Eduardo Cabrita deveria ter dito qualquer coisa do género: «Como ministro da Administração Interna, eu tinha a obrigação de ser o primeiro a dar o exemplo no cumprimento das regras do trânsito; ora, constatou-se que o meu carro circulava a uma velocidade excessiva, na faixa da esquerda, violando o código, e dessas infrações resultou a morte de um cidadão. Por isso, demito-me.»
A causa da demissão deveria ser sempre a morte do trabalhador, em consequência de uma conduta negligente – e não o interesse político do Partido Socialista.
Ao colocar os interesses eleitorais do PS à frente do cidadão morto, Eduardo Cabrita até ofendeu a sua memória.
Portanto, se Eduardo Cabrita fez globalmente um bom lugar, a forma como saiu foi desastrosa.

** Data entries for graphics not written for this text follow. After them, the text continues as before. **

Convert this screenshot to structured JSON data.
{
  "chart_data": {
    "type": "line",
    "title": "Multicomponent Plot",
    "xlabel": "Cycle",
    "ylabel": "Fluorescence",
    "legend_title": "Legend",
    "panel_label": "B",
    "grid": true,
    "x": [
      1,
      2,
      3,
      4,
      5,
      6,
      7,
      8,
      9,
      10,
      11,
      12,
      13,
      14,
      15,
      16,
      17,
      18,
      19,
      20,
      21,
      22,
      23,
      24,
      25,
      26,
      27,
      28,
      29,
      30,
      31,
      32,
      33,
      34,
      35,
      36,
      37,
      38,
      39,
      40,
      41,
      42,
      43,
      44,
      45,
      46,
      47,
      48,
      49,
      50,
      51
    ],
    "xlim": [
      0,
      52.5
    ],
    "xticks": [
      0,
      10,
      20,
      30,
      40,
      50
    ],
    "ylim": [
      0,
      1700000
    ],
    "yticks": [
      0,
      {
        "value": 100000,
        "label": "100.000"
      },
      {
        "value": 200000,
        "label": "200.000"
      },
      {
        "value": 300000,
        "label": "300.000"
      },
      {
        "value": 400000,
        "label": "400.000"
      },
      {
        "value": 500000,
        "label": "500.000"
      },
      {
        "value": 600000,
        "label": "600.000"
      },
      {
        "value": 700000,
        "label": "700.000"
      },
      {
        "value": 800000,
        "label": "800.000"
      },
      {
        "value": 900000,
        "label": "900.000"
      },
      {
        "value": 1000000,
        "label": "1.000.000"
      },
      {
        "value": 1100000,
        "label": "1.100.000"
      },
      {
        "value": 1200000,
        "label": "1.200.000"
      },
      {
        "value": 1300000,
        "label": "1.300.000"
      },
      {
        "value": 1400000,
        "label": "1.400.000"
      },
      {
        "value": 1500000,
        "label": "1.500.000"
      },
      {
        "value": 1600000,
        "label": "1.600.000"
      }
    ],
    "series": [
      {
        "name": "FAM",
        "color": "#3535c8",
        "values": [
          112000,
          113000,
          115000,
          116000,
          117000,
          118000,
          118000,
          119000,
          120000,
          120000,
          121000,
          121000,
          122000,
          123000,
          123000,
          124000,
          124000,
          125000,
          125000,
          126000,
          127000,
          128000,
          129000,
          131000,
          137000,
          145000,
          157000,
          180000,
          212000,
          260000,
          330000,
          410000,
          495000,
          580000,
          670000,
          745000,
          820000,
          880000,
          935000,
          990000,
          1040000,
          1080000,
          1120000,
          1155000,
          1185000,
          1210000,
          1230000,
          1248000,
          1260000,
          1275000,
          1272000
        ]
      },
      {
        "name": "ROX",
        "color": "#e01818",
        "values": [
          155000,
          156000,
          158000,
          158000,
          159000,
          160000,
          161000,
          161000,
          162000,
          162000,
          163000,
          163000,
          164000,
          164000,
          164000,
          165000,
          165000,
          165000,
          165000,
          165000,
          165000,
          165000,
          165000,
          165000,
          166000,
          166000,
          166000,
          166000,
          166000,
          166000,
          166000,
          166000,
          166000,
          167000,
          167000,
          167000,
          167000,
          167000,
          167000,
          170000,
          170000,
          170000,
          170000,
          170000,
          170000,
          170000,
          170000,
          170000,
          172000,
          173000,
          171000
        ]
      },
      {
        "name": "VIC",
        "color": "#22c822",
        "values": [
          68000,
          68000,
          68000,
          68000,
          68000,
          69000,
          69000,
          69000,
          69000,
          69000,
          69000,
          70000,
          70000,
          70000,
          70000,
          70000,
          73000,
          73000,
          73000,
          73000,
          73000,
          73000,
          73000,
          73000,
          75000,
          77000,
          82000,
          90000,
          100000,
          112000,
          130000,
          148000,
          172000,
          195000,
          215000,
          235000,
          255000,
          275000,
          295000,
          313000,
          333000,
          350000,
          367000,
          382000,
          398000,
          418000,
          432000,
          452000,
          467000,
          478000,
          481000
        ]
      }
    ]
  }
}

Não percebo que não se tenha aconselhado com alguém – pois qualquer pessoa de bom senso lhe teria dito o óbvio:
1. Não deixe o ónus da culpa com o motorista; você era o chefe e, portanto, o principal responsável;
2. Não apresente argumentos de oportunidade política para justificar a demissão; assuma com humildade as infrações das quais resultou uma morte.
Se Eduardo Cabrita tivesse feito isto, a maioria dos cidadãos tê-lo-ia respeitado no momento da despedida.
Tendo agido como agiu, não só proporcionou que lhe caíssem em cima por não ter saído há mais tempo, como criticaram a arrogância e azedume que mostrou ao sair.
Do que Eduardo Cabrita disse sobre o acidente, pode concluir-se:
– Que a vítima foi a principal culpada, pois ia a atravessar a autoestrada, o que era proibido;
– Que o motorista também teve culpa, pois era o responsável pela velocidade a que o veículo seguia;
– Que os adversários políticos se preparavam para fazer o aproveitamento político da tragédia, o que era «repugnante».
Em face disto, só Eduardo Cabrita esteve bem – e não teve qualquer responsabilidade no caso…
P.S. – Nem comento o inacreditável facto de o MP aceitar a versão de que o segurança da PSP seguia no carro do ministro, sendo ele o responsável pela velocidade a que o veículo circulava. Quem mentiu ao MP, para inocentar o ministro? Quem disse que no carro iam cinco pessoas, adulterando os factos?